Many cities rightly worry about their gateways, about the first impressions made on the visitors at their doors. Mayor Jim West used to obsess over it. In 2003, design students at Washington State University's Riverpoint campus absorbed themselves in envisioning the perfect entryway for Spokane.
The Associated Garden Club worries about these things, too. The 70-year-old organization — which birthed Spokane’s annual Lilac Festival and uses the proceeds of its frequent garden sales to pay for urban beautification — has been trying to get a “Welcome to Spokane” sign at Fourth Avenue and Division Street for nine years, through four mayoral administrations. They even raised $25,000 through their plant sales to pay for it.
What they have gotten now is the sign pictured above.
Completed in late July, the roughly 18-foot-by-8 monolith depicts a city skyline in shades of brown, black and gray. No recognizable Spokane icons, no hopeful color. The husks of buildings against the slate sky seem to recall post-war Dresden more than a thriving Northwest metropolis.
“Spokane was a brick-and-mortar town. It was a lumber town. That’s reflected in the base of the monument, in the clinker brick,” says Dave Steele, the city’s new efficiency expert, who was in the public works department in 2007 when he was approached by the garden club to help design a welcome sign. “The form is reminiscent of the old skyline. We wanted to show the modern Spokane coming out the top of that.”
But Bob Scarfo, an associate professor of landscape architecture at WSU-Spokane, suggests Steele’s version of modern looks downright grim. “It lacks a brightness. It lacks a lightness. And I really hate to say this, it almost says Spokane’s an industrial city. If that’s near nature and near perfect, then we’re missing something,” says Scarfo, who taught Steele at WSU some 10 years ago.

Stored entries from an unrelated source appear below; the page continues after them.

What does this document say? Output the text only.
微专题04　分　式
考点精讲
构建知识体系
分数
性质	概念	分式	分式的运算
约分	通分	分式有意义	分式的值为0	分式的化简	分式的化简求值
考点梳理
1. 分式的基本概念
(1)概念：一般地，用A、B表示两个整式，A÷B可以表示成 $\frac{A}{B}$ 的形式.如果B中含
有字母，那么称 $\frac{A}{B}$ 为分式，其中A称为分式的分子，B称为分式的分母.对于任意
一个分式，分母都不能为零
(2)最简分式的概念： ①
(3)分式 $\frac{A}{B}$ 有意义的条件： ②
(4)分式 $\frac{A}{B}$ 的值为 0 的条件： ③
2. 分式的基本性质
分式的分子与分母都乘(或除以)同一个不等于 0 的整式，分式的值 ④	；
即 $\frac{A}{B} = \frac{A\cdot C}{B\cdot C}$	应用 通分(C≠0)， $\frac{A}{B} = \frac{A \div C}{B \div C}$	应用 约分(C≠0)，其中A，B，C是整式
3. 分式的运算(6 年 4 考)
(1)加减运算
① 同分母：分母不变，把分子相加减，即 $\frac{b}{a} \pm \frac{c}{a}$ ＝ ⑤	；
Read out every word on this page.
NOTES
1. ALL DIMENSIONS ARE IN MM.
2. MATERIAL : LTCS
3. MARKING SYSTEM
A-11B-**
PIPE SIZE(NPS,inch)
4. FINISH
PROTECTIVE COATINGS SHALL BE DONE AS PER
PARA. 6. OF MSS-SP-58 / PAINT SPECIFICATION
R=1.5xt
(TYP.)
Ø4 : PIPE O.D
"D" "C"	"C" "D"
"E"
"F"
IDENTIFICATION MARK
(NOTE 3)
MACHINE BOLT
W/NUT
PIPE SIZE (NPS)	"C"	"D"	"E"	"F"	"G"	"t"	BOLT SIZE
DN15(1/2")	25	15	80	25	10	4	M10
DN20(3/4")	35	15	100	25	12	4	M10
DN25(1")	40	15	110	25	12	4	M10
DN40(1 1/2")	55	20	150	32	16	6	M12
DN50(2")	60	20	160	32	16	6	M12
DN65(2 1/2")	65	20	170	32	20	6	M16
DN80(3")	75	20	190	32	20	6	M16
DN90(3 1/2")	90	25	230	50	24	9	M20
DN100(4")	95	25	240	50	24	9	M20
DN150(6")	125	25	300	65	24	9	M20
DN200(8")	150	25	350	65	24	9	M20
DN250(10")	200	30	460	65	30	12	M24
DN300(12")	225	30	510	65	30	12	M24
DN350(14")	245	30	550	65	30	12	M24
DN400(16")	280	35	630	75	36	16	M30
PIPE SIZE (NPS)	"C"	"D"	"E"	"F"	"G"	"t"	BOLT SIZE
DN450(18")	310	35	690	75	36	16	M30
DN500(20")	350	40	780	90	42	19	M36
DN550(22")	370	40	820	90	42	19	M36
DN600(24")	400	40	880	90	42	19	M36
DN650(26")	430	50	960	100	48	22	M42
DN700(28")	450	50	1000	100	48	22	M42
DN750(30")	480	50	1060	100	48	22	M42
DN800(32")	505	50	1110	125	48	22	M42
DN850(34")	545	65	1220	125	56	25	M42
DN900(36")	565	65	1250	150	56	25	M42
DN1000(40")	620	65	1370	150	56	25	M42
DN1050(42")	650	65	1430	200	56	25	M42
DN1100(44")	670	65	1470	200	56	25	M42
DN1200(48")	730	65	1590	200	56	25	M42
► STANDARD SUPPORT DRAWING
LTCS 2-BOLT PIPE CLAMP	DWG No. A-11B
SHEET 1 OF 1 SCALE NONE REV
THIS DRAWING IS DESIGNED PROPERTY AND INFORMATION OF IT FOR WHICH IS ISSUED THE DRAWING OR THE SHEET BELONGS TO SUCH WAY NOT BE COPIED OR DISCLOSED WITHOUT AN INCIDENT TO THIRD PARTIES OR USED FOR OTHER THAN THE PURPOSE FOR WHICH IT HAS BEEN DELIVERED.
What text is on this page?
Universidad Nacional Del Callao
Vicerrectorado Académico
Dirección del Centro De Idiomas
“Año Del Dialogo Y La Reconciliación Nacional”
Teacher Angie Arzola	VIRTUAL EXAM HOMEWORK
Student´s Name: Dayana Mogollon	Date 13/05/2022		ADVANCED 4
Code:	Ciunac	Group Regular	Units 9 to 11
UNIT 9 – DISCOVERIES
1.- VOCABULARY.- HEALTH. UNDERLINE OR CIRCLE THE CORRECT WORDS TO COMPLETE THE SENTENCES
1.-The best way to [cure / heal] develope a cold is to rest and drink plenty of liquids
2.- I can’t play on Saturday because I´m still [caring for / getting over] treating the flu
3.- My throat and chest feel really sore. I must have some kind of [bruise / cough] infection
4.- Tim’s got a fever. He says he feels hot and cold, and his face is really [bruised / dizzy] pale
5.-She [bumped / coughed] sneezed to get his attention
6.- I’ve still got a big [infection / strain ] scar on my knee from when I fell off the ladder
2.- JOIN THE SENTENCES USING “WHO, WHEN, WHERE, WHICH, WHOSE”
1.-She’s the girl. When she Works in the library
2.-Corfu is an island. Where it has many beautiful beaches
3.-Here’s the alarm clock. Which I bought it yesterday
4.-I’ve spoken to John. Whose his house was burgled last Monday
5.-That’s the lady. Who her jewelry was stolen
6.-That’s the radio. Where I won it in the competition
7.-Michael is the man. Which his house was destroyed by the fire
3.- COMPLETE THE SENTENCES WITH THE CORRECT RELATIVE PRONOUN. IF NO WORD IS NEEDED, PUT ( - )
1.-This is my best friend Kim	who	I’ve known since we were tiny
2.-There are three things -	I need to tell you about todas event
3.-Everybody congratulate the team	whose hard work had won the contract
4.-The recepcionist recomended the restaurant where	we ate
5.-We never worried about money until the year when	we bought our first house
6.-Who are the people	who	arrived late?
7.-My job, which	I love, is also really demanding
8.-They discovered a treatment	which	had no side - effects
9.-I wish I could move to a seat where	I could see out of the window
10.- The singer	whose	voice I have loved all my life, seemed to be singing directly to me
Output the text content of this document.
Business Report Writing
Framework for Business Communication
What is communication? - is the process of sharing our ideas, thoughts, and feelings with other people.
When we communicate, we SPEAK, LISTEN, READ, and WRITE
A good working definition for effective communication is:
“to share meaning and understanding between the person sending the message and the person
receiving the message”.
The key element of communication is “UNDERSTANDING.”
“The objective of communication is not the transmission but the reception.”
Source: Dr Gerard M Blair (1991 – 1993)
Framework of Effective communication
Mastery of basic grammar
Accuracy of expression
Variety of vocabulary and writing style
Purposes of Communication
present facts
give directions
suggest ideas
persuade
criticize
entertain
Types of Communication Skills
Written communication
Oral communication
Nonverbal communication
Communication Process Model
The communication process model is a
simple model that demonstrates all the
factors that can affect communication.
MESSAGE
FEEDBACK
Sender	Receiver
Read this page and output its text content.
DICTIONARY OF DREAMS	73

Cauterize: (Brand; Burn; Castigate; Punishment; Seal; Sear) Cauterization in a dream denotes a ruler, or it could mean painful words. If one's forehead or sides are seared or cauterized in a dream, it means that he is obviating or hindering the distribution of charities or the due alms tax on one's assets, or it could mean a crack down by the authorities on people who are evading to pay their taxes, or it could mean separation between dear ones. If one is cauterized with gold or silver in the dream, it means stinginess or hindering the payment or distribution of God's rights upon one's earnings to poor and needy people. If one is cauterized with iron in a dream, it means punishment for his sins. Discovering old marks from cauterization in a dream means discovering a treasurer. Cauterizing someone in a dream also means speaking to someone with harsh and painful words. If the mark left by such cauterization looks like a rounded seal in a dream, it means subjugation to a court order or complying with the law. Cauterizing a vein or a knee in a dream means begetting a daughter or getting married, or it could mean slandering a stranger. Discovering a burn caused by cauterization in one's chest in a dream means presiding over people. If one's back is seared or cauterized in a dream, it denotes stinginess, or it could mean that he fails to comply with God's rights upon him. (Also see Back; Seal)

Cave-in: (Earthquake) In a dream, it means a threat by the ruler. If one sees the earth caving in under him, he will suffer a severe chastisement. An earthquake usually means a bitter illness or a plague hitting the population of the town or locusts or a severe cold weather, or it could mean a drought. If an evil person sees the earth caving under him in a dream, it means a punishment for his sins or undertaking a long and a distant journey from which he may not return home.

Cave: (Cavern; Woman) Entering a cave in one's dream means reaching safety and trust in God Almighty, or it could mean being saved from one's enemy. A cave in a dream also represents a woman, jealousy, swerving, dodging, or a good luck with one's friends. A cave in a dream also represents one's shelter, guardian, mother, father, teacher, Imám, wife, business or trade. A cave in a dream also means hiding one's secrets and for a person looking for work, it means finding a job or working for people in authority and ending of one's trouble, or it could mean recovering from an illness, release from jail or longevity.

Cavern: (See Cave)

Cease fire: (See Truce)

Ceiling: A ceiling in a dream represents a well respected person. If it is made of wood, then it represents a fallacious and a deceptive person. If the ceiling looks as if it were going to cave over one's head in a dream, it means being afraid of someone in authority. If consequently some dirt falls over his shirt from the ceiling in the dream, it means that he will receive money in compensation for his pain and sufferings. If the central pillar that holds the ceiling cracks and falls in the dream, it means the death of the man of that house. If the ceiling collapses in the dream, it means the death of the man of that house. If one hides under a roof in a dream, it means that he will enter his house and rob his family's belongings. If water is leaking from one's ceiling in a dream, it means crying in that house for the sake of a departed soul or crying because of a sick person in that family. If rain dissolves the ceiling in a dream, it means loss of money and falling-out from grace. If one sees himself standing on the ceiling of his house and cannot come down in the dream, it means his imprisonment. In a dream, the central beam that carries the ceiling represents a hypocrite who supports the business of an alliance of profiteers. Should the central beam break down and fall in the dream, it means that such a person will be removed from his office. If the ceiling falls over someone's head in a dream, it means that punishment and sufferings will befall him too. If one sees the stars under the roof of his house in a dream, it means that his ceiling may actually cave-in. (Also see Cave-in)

Scarfo also takes issue with the sign’s placement and argues that, far from being a gateway that welcomes people to the city, it’s a mere blip on the radar.
“Landscape is narrative, and we read the landscape. People are reading as the drivers of cars. They’re reading the landscape with regard to the vocabulary that allows the cars to move and get to their destinations,” he says. “And there’s this one little [sign] that’s located at a place where they’re also looking to merge with traffic … It’s a small punctuation mark in a much larger sentence, and it needs to be the sentence.”
Speaking of punctuation, consider the colon in “Welcome to: Spokane,” which is not only grammatically incorrect but almost suggests (along with the lack of recognizable buildings, which Steele says he thought would have been “cliché”) that the sign was ordered wholesale from some municipal catalogue. “Hello, My Name Is: Your City’s Name Here.”
“There’s a colon?” Steele asks with a laugh, when confronted. “I’ll have to go back to my earlier drafts and see if it was in there. We can easily go back [to the sign] and pull the colon off of there … It would take a writer to notice that.”
The sign may have been a better project for an artist.
“Dave Steele has some design background, but Dave Steele is a landscape architect. He’s not a sculptor, an artist in the true sense of the word,” says Scarfo, who was reluctant to critique his former pupil. “It would be interesting to see what a Ken Spiering would do.”
Of course, Steele wasn’t the only non-artist to get his hands on the project. He and the garden club’s Marie Mann describe a years-long struggle to erect the sign. Steele says it took six months going back and forth with the garden club to settle on a design, followed by a “long, long, long process” with the state, which owns that piece of land and was concerned with the engineering, the archaeology, the footings, the foundations. The state, Steele says, shrunk the project by a few feet in either direction and stripped the sign of the phrase “The Lilac City,” which the gardeners wanted.
Still, the garden club seems reservedly pleased with the project. And perhaps they should be. At $15,000, it came in almost $10,000 under their budget.
“The sign is up. That’s what counts,” says Mann. “Dave Steele did a beautiful job.”